The tactic of “noting” in order to say nothing, makes it blatantly clear that Lieda and Enviroxcellence did not learn from past mistakes, instead they compounded them into a travesty of the National Environmental Act of 1998, to the great detriment of Vhembe communities.



The Musina-Makhado SEZ has two sites, a Northern site close to Musina which is for light industry (the EIA is approved) and the southern site based between Musina and Makhado. The Southern site, the high-polluting “metallurgical-energy cluster” will centre on the coal plant, to provide power for mineral extraction, smelting and processing.

Although the justification for SEZs is the produce value chains to boost economic diversification, the MMSEZ Master Operational Plan states that 70% of the processed minerals are to be exported back to China. The mineral beneficiation aspect to the zone is thus questionable in terms of what the South African economy would gain when offset against mineral depletion.

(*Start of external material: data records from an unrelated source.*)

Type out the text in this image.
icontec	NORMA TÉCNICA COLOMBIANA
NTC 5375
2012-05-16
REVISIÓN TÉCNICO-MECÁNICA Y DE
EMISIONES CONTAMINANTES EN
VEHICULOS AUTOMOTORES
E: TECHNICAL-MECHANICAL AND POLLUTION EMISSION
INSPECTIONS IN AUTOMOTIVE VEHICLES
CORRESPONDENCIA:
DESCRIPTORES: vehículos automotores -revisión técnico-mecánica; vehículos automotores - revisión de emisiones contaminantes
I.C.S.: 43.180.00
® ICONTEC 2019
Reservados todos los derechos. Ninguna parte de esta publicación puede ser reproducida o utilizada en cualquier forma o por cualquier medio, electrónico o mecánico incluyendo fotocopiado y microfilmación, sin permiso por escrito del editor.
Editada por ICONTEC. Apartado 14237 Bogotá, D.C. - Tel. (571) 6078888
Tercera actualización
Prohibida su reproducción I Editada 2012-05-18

Despite South Africa’s Just Transition commitments, at the  webinar hosted by Friedrich Ebert Stiftung on the 4th of October 2021, CEO Masoga stated that the MMSEZ coal plant would champion the use of ultra-super critical clean coal technology, the kind of technology that Medupi officials say they cannot use because it is too expensive. This flouts clauses that bind Medupi’s construction to this technology in World Bank loans. Considering Medupi’s construction foundered under-sized boilers which has taken over a decade to fix, the slick sound of ultra-super critical clean coal sounds like another South African coal catastrophe waiting to happen.


Even more worrying in the context of South Africa’s corruption riddled governmental landscape is that the MMSEZ will be the first SEZ in South Africa to be run by Chinese operator, even though Shenzhen Hoi Mor is now registered as the South African Energy Metallurgical Base. The Chair, Ning Yat Hoi, had company fraud charges laid against him in 2017 by London-based mining companies with operations based in Zimbabwe, the year that the then Minister of Trade and Industry, Dr Rob Davies, awarded the tender. On the 4th of October 2021, CEO Lehlogonolo Masoga stated that he was aware of the charges against Ning, but continued to say blithely that the allegations appear to be based “… on a business partnership dispute that won’t affect this project”.

When questioned on the bumped-up figure of employment promises of 800 000 jobs for locals made at the Limpopo public meetings, Mr Masoga stated he could not confirm that figure, because the following day he may be quoted in the newspaper. Another fine bit of fancy footwork dodging questions in the vein of the Enviroxcellence public participation presentations.

It is abundantly clear that Mr Masoga and the Limpopo Environmental Development Agency are happy to make big promises they know they can’t keep, the cost of which will be the destruction of the Vhembe biosphere on the buying consensus on the basis of scandalous figures of large-scale employment to local communities.